ACR Convergence 2020—When it comes to securing research grants, the competitive environment can be daunting and frustrating. A panel of experts at ACR Convergence 2020 in November offered a range of tips to improve your chances, from the basic (e.g., make sure to read the instructions) to the advanced (e.g., capitalize on special technologies at your institution). The panelists repeatedly emphasized the importance of collaboration, diversifying funding sources and staying determined in the face of disappointment.
Karen Costenbader, MD, MPH, professor of medicine, Harvard Medical School, Boston, said a strong grant application should present a clear background and rationale for the project and build up to the conclusion that the research fills an important knowledge gap.
“Overall, you want your grant to tell a convincing story,” she said.
There is no secret or magic potion, Dr. Costenbader said. But surrounding yourself with good mentors and a good team—resulting in good advice and generation of quality ideas—is a must. She also said that a research career and pursuit of grants is “not a straight path.”
“You have to really generate a lot of ideas,” she said. “And that’s why it’s really good to be on a strong, creative team.”
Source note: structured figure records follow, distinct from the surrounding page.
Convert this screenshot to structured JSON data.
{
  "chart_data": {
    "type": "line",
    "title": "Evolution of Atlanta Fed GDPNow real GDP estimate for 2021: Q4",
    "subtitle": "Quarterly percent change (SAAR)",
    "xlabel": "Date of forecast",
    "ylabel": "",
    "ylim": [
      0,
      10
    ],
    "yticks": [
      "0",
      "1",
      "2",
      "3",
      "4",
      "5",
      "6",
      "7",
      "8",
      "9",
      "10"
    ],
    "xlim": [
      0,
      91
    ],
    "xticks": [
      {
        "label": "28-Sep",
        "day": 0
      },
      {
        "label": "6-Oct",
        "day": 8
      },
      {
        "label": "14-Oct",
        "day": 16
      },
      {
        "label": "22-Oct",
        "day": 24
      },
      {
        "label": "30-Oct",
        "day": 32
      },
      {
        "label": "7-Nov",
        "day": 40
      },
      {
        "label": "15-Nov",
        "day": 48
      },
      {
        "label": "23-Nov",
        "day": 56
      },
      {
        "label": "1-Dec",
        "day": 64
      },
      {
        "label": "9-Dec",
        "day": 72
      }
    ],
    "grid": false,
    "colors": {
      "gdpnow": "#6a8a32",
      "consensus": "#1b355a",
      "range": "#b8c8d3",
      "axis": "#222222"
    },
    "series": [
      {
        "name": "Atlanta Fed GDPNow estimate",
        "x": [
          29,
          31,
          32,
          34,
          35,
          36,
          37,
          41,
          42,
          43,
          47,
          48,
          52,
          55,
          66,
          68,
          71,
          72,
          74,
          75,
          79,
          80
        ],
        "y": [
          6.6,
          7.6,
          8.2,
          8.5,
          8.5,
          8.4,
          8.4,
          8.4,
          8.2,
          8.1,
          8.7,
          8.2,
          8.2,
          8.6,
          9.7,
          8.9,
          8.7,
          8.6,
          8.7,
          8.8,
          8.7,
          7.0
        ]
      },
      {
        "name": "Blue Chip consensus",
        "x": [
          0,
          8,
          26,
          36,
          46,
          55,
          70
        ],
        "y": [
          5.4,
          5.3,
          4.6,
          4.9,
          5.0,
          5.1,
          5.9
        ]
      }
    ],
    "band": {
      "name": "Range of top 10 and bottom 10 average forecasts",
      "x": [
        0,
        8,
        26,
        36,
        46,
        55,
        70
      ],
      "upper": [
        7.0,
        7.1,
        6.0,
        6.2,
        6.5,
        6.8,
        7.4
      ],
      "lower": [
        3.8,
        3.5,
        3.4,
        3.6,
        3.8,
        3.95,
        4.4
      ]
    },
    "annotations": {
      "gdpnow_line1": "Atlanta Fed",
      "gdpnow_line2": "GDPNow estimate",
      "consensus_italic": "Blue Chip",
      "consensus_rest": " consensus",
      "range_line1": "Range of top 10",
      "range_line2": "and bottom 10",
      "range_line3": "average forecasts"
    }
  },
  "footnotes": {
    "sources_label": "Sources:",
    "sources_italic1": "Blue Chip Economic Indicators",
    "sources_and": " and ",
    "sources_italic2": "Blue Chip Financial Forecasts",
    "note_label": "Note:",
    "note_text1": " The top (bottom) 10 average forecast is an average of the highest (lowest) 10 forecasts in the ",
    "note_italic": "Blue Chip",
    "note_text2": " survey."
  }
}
In addition, be sure to read the fine print of a grant’s instructions. “I’ve had grants turned away for the silliest and most trivial reasons, like having a budget one penny over the limit,” she said.
Other tips included disseminating your research through speaking engagements and other methods to build a reputation in your area of interest; taking courses in obtaining grants; employing a “funnel-shaped” writing approach that begins with the general and leads to the specific; and choosing definitive words, such as “will” and “identify” rather than “if” and “explore.”
“It’s the passion for your work that will keep you going,” Dr. Costenbader said. “So love what you do.”
Finding a Niche
William Robinson, MD, professor of medicine, Stanford University, Palo Alto, Calif., said he works to create a niche by building or tapping into special resources, such as systems, technologies and patient cohorts at his institution, “to make one’s proposals as compelling as possible.” In his lab, researchers built technologies around profiling antibodies and B cells, as well as sequencing technologies to sequence B cell repertoires, then leveraged those technologies in their studies.
Dr. Robinson stressed finding good collaborators and colleagues and crafting relationships that benefit all parties. He also recommended assembling a diverse array of funding sources: multiple government agencies—such as the U.S. National Institutes of Health, Department of Defense and Veterans Affairs—foundations and industry.